MAR 18, 2020
Cataract/Anterior Segment, Retina/Vitreous
This single-center study investigates whether previous intravitreal anti-VEGF injections are a predictor for posterior capsular rupture (PCR) during phacoemulsification.
The authors examined electronic medical records from 4,047 cataract operations performed between August 2016 to January 2018; 108 had previously received anti-VEGF injections. Three of the eyes were noted to have preoperative posterior capsule trauma and were excluded from the final analysis, leaving only eyes with normal and intact posterior capsules in the analysis.
A logistic regression analysis revealed an increased risk of PCR in the anti-VEGF group compared with the noninjected group (6.67% vs 1.88%, P<0.0001). In addition, there was a dose-dependent relationship between the number of anti-VEGF injections and the likelihood of PCR. Thus, it appears that previous intravitreal anti-VEGF injections are significantly correlated with increased risk of surgical PCR, even in the absence of visible structural damage to the posterior capsule preoperatively.
This was an EMR-based study with limited subjects to evaluate in the database. Its retrospective design limits the availability of preoperative images of the cataract and the structural integrity of the posterior capsule. The subgroup analyses lacked statistical power.
Within the last decade, nothing has transformed the treatment patterns of patients in ophthalmology more than anti-VEGF therapy. This has been revolutionary in the field of retina as well as comprehensive ophthalmology.

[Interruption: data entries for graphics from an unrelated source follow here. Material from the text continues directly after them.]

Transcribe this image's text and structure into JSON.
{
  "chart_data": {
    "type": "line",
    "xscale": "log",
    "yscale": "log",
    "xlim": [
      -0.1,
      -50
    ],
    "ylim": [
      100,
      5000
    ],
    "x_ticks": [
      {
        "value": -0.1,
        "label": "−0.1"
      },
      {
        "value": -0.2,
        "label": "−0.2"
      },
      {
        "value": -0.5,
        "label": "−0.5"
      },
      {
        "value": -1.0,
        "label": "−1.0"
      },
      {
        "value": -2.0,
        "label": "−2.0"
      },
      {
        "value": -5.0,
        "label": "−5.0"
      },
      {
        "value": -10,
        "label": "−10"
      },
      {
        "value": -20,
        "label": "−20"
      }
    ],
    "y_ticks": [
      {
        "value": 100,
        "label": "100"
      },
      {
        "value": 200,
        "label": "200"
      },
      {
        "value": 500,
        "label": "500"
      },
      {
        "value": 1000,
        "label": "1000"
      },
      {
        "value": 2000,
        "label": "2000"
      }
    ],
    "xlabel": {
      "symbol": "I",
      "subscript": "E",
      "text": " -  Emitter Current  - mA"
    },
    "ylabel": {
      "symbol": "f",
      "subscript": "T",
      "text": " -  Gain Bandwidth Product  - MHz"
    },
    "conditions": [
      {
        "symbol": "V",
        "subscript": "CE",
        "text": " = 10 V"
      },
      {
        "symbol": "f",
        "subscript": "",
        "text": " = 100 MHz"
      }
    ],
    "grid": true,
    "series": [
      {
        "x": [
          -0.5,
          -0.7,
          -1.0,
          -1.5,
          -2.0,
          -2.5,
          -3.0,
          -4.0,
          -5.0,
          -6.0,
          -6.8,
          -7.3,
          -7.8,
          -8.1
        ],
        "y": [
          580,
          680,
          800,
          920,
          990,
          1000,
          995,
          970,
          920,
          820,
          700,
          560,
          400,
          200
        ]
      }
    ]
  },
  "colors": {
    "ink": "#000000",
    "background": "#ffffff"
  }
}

Because of the increased treatment burden for both the patient and the doctor, we now observe and treat patients who previously would have gone blind and can see once again, but might need cataract surgery thereafter. These patients are typically advanced in age and have other ocular comorbidities such as cataract. Furthermore, most cataract surgeons are starting to perform their own intravitreal injections and should be more acutely aware of these findings. If this is proven true in larger trials, this will be something that should be changed on informed consents for every patient who has concomitant cataract surgery and intravitreal injections. While we don’t know definitively if this will hold true in further datasets, we should be monitoring this very closely in the near future.